Step 4: Classification

Every valid forest is determined uniquely by a cutoff $t \in {1,\dots,n}$:

  • For $2 \le k \le t$, $p_k = k-1$
  • For $k = 1$ and $k > t$, $p_k = 0$

All nodes $k > t$ are isolated roots.

Each $t$ produces a valid forest, and different $t$ produce different forests.

Hence the number of forests is

$$ \boxed{n}. $$

(b) Lexicographic equivalence of $c$ and $p$

We prove:

$$ (c_1,\dots,c_n) \le_{\mathrm{lex}} (c'_1,\dots,c'n) \iff (p_1,\dots,p_n) \le{\mathrm{lex}} (p'_1,\dots,p'_n). $$

The key is to eliminate any dependence on global structural claims and instead use a prefix reconstruction argument.

Step 1: Parent is determined from prefix levels

For any valid forest, preorder structure implies:

$$ p_k = \max { j < k \mid c_j = c_k - 1 }, \quad \text{or } 0 \text{ if } c_k = 0. $$

This follows directly from preorder traversal:

  • the parent of $k$ is the nearest earlier node at depth $c_k - 1$,
  • preorder guarantees that among all such nodes, the last one before $k$ is exactly the parent.

Thus $p_k$ is a deterministic function of the prefix $c_1,\dots,c_k$.

Step 2: Prefix stability

Let $m$ be the first index where $c_m \ne c'_m$. Then

$$ c_k = c'_k \quad \text{for } k < m. $$

We prove:

$$ p_k = p'_k \quad \text{for } k < m. $$

For any $k < m$, the computation of $p_k$ depends only on $c_1,\dots,c_k$, and these prefixes are identical in both forests. Hence the defining maximization set is identical, so

$$ p_k = p'_k. $$

Thus the parent sequences agree up to index $m-1$.

Step 3: Comparing at the first differing index

At index $m$, define

$$ L = {j < m : c_j = c_m - 1}, \quad L' = {j < m : c'_j = c'_m - 1}. $$

The parent values are

$$ p_m = \max L, \quad p'_m = \max L'. $$

We analyze how $L$ and $L'$ relate when $c_m \ne c'_m$, while prefixes remain identical.

There are two cases.

Case 1: $c_m < c'_m$

Then

$$ c_m - 1 < c'_m - 1. $$

So $L$ selects nodes at a strictly lower level threshold than $L'$. Since the prefix up to $m-1$ is fixed, every node of level $c'_m - 1$ is also a node of some higher level, but not vice versa. Thus:

$$ L' \subseteq {j < m : c_j \ge c_m}, \quad \text{while } L \text{ includes all nodes of level } c_m - 1. $$

In particular, the most recent occurrence of level $c_m - 1$ appears no later than the most recent occurrence of level $c'_m - 1$. Therefore,

$$ \max L < \max L', \quad \Rightarrow \quad p_m < p'_m. $$

Case 2: $c_m > c'_m$

The same argument with roles reversed yields

$$ p_m > p'_m. $$

Step 4: First difference is preserved

We have shown:

  • For all $k < m$, $p_k = p'_k$,
  • At $m$, $c_m < c'_m \iff p_m < p'_m$.
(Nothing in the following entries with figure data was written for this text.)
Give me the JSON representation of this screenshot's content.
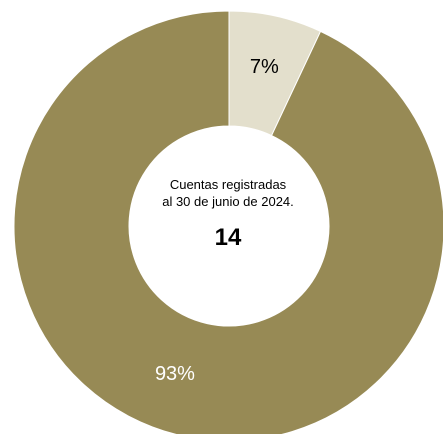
{
  "chart_data": {
    "type": "pie",
    "donut": true,
    "slices": [
      {
        "label": "7%",
        "value": 7,
        "color": "#e3dfcc",
        "label_color": "#000000"
      },
      {
        "label": "93%",
        "value": 93,
        "color": "#978a55",
        "label_color": "#ffffff"
      }
    ],
    "center": {
      "line1": "Cuentas registradas",
      "line2": "al 30 de junio de 2024.",
      "total": "14"
    },
    "start_angle_deg": 0,
    "direction": "clockwise",
    "legend": "none"
  }
}
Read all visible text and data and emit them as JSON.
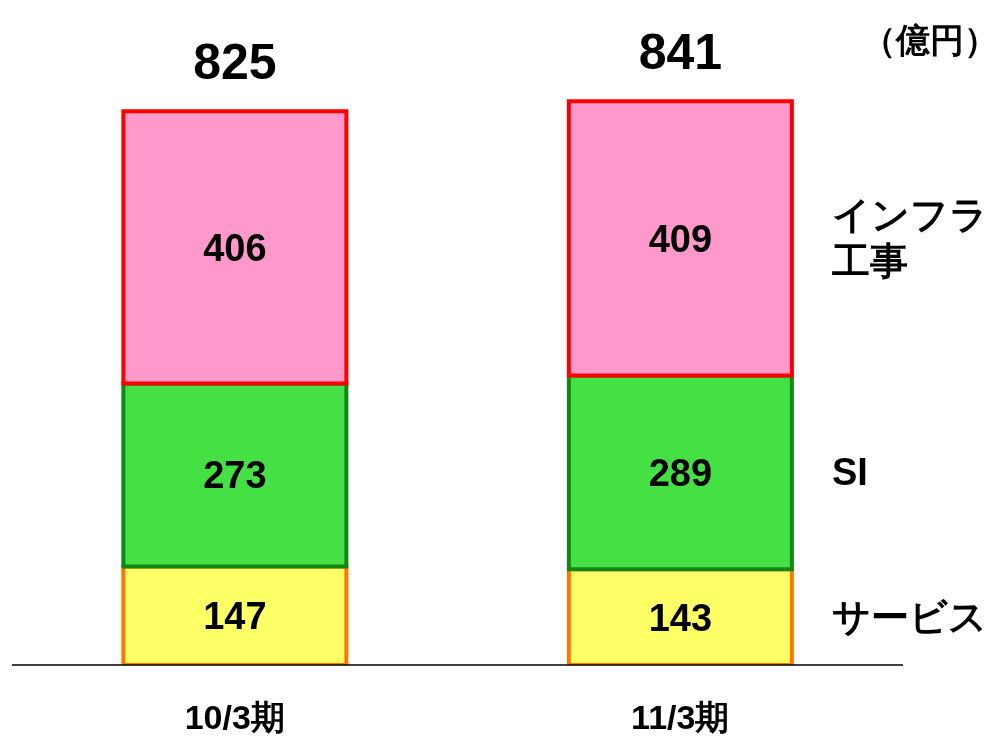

Thus the first index where the sequences differ is the same for both $c$ and $p$, and the inequality direction is preserved.

Hence the lexicographic order is identical:

$$ (c_1,\dots,c_n) \le_{\mathrm{lex}} (c'_1,\dots,c'n) \iff (p_1,\dots,p_n) \le{\mathrm{lex}} (p'_1,\dots,p'_n). $$

Final conclusion

Part (a): every valid forest is determined by a cutoff $t$, giving exactly $n$ forests.

Part (b): the parent sequence is a prefix-deterministic monotone transform of the level sequence, preserving the first point of divergence and its direction, hence preserving lexicographic order exactly.